This
year, the most amazing thing I saw at Google’s annual developer
conference wasn’t a phone, a tablet, or even a head-mounted display. It
was a 360-degree 3D video that took me to Japan. Now, filmmakers can
spend $15,000 on the tech that made it possible: the GoPro Odyssey. It’s
one heck of a camera.
Okay, so I probably need to do a little explaining: the GoPro Odyssey isn’t a camera in the traditional sense.
It’s actually an array of 16 perfectly aligned GoPro Hero4 Black
cameras—the same $500 ones you’d mount on your surfboard or drone or
mountain bike—plus some special Google hardware and software to combine
them into a single 360-degree stereoscopic 3D video at 8K resolution and
30 frames per second. (It’s an incredible amount of data.)
What Odyssey looks like now. The top image in this post is what it looked like back in May.
The
result is a video like nothing you’ve ever seen. You place your
smartphone into a Google Cardboard VR headset, put it up to your face,
and you’re somewhere else. A beach. A glacier. A cable car
climbing up a Japanese mountain filled with sightseers like yourself.
And the quality is far better than any other such 360-degree video I’ve
seen, due to the way Google’s software computationally generates
believable 3D no matter where you turn your head. No seams. With this
camera, filmmakers could take you to all sorts of wonderful places.

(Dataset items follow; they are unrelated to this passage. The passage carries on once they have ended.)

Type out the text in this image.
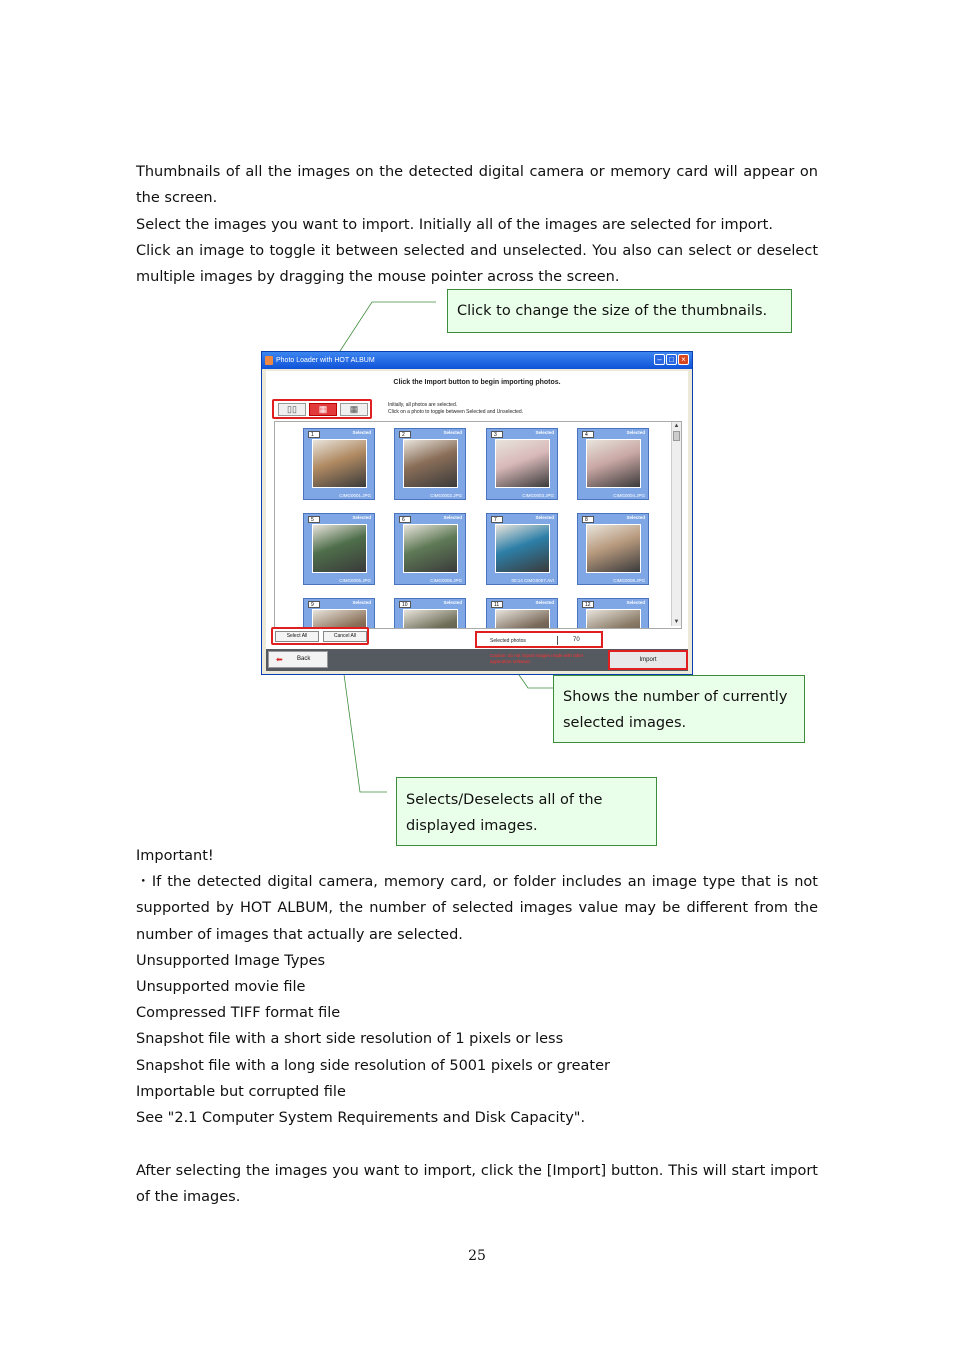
Thumbnails of all the images on the detected digital camera or memory card will appear on the screen.
Select the images you want to import. Initially all of the images are selected for import.
Click an image to toggle it between selected and unselected. You also can select or deselect multiple images by dragging the mouse pointer across the screen.
Click to change the size of the thumbnails.
Shows the number of currently selected images.
Selects/Deselects all of the displayed images.
Photo Loader with HOT ALBUM	– □ ×
Click the Import button to begin importing photos.
▯▯	▦	▦	Initially, all photos are selected.
Click on a photo to toggle between Selected and Unselected.
1	Selected
CIMG0001.JPG
2	Selected
CIMG0002.JPG
3	Selected
CIMG0003.JPG
4	Selected
CIMG0004.JPG
5	Selected
CIMG0005.JPG
6	Selected
CIMG0006.JPG
7	Selected
00:14 CIMG0007.AVI
8	Selected
CIMG0008.JPG
9	Selected	10	Selected	11	Selected	12	Selected
▲
▼
Select All	Cancel All
Selected photos	70
⬅ Back
Caution: do not import images made with other application software.	Import
Important!
・If the detected digital camera, memory card, or folder includes an image type that is not supported by HOT ALBUM, the number of selected images value may be different from the number of images that actually are selected.
Unsupported Image Types
Unsupported movie file
Compressed TIFF format file
Snapshot file with a short side resolution of 1 pixels or less
Snapshot file with a long side resolution of 5001 pixels or greater
Importable but corrupted file
See "2.1 Computer System Requirements and Disk Capacity".
After selecting the images you want to import, click the [Import] button. This will start import of the images.
25
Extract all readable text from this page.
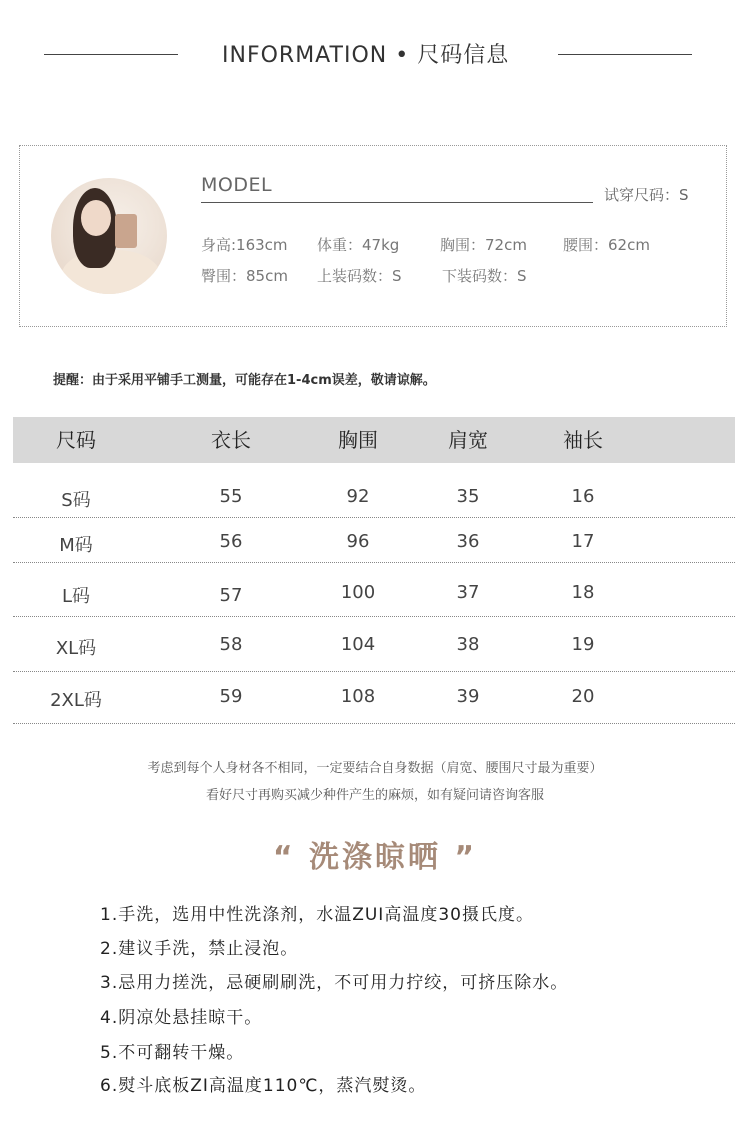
INFORMATION • 尺码信息
MODEL	试穿尺码：S
身高:163cm 体重：47kg	胸围：72cm 腰围：62cm
臀围：85cm 上装码数：S	下装码数：S
提醒：由于采用平铺手工测量，可能存在1-4cm误差，敬请谅解。
尺码	衣长	胸围	肩宽	袖长
S码	55	92	35	16
M码	56	96	36	17
L码	57	100	37	18
XL码	58	104	38	19
2XL码	59	108	39	20
考虑到每个人身材各不相同，一定要结合自身数据（肩宽、腰围尺寸最为重要）
看好尺寸再购买减少种件产生的麻烦，如有疑问请咨询客服
“ 洗涤晾晒 ”
1.手洗，选用中性洗涤剂，水温ZUI高温度30摄氏度。
2.建议手洗，禁止浸泡。
3.忌用力搓洗，忌硬刷刷洗，不可用力拧绞，可挤压除水。
4.阴凉处悬挂晾干。
5.不可翻转干燥。
6.熨斗底板ZI高温度110℃，蒸汽熨烫。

You don’t technically need
to buy a $15,000 GoPro rig to create such a video: Google’s initative,
dubbed Jump, will actually let you 3D-print a frame to install your own
cameras. But the GoPro Odyssey kit doesn’t just come with 16 cameras
(and 16 cables, and 16 microSD cards, and... you get the picture) it’s
also got the hardware to interface all of them together, custom firmware
loaded onto the cameras, and a way to plug ‘em all into an AC outlet
simultaneously—so you don’t need to swap out 16 batteries in the middle
of a shoot.
GoPro
claims Odyssey allows the 16 Hero4 Black units to act like a single
camera, with every pixel of every frame synced accurately.
Plus—since
GoPro is Google’s primary partner—this is probably the only way you get
access to Google’s super-impressive Jump video assembler technology for
a while. Speaking of getting access, though, it may be rather limited
to start: GoPro and Google are accepting applications now, but will only give “select content partners” the go-ahead to actually buy one.
In
the meanwhile, there’s already a way for you to see what this camera is
capable of: just direct your Chrome browser or the YouTube app on your
phone to this video:
Be sure to tap and drag (or move your phone) to pan around. Or put on a Google Cardboard headset for the best results.
What if you aren’t a pro, yet you still like the idea of creating virtual reality videos? You could try a Ricoh Theta,
which will let you publish non-3D spherical videos to YouTube and
spherical photos to Google Street View. Or you could wait for GoPro to
create a consumer-grade VR camera. I’m pretty sure that’s coming, too.